I wrote to the friend: “Glad you are up and active enough to read again and that you have even actually READ the article — so rare these days It justifies my writing at 83 though almost no one reads these days However it is like writing for the sake of writing rather than saying something.
And the mistakes found by a friend makes the writing, he says, unintelligible. When l say attender for attendant or spell it attendent he may think it is about dogs! Hope finding mistakes is a good enough reason like the one that built the circulation of the first national daily of Australia started in 1964. People bought it to count mistakes.
I should find a sponsor who will offer a prize for finding the largest number of mistakes in the article as in the case of that daily newspaper. This sentence too is so full of mistakes that my friend would think it is about cats Or is it dogs?

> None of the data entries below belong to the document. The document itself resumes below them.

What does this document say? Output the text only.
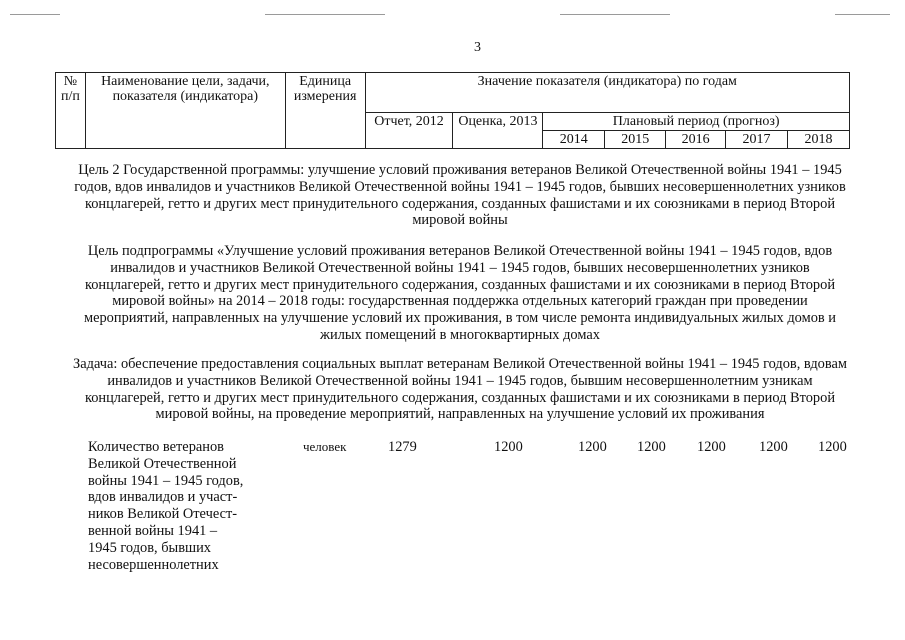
3
№ п/п	Наименование цели, задачи, показателя (индикатора)	Единица измерения	Значение показателя (индикатора) по годам						
			Отчет, 2012	Оценка, 2013	Плановый период (прогноз)				
					2014	2015	2016	2017	2018

Цель 2 Государственной программы: улучшение условий проживания ветеранов Великой Отечественной войны 1941 – 1945 годов, вдов инвалидов и участников Великой Отечественной войны 1941 – 1945 годов, бывших несовершеннолетних узников концлагерей, гетто и других мест принудительного содержания, созданных фашистами и их союзниками в период Второй мировой войны

Цель подпрограммы «Улучшение условий проживания ветеранов Великой Отечественной войны 1941 – 1945 годов, вдов инвалидов и участников Великой Отечественной войны 1941 – 1945 годов, бывших несовершеннолетних узников концлагерей, гетто и других мест принудительного содержания, созданных фашистами и их союзниками в период Второй мировой войны» на 2014 – 2018 годы: государственная поддержка отдельных категорий граждан при проведении мероприятий, направленных на улучшение условий их проживания, в том числе ремонта индивидуальных жилых домов и жилых помещений в многоквартирных домах

Задача: обеспечение предоставления социальных выплат ветеранам Великой Отечественной войны 1941 – 1945 годов, вдовам инвалидов и участников Великой Отечественной войны 1941 – 1945 годов, бывшим несовершеннолетним узникам концлагерей, гетто и других мест принудительного содержания, созданных фашистами и их союзниками в период Второй мировой войны, на проведение мероприятий, направленных на улучшение условий их проживания

Количество ветеранов
Великой Отечественной
войны 1941 – 1945 годов,
вдов инвалидов и участ-
ников Великой Отечест-
венной войны 1941 –
1945 годов, бывших
несовершеннолетних
человек	1279	1200	1200 1200 1200 1200 1200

Anyway that is a good enough justification for not reading anything. For there is nothing without mistakes. ‘No copy is beyond editing’ is one of the basic tenets of journalism.
That means no copy in the world is meant to be read ànd understood. And still you read it. That is unbelievable.”
I only hope my friend would not fall sick again after reading it. I better go before I have to say, like two urchins who strayed into a Picasso gallery: ‘let us run before they say we did it.’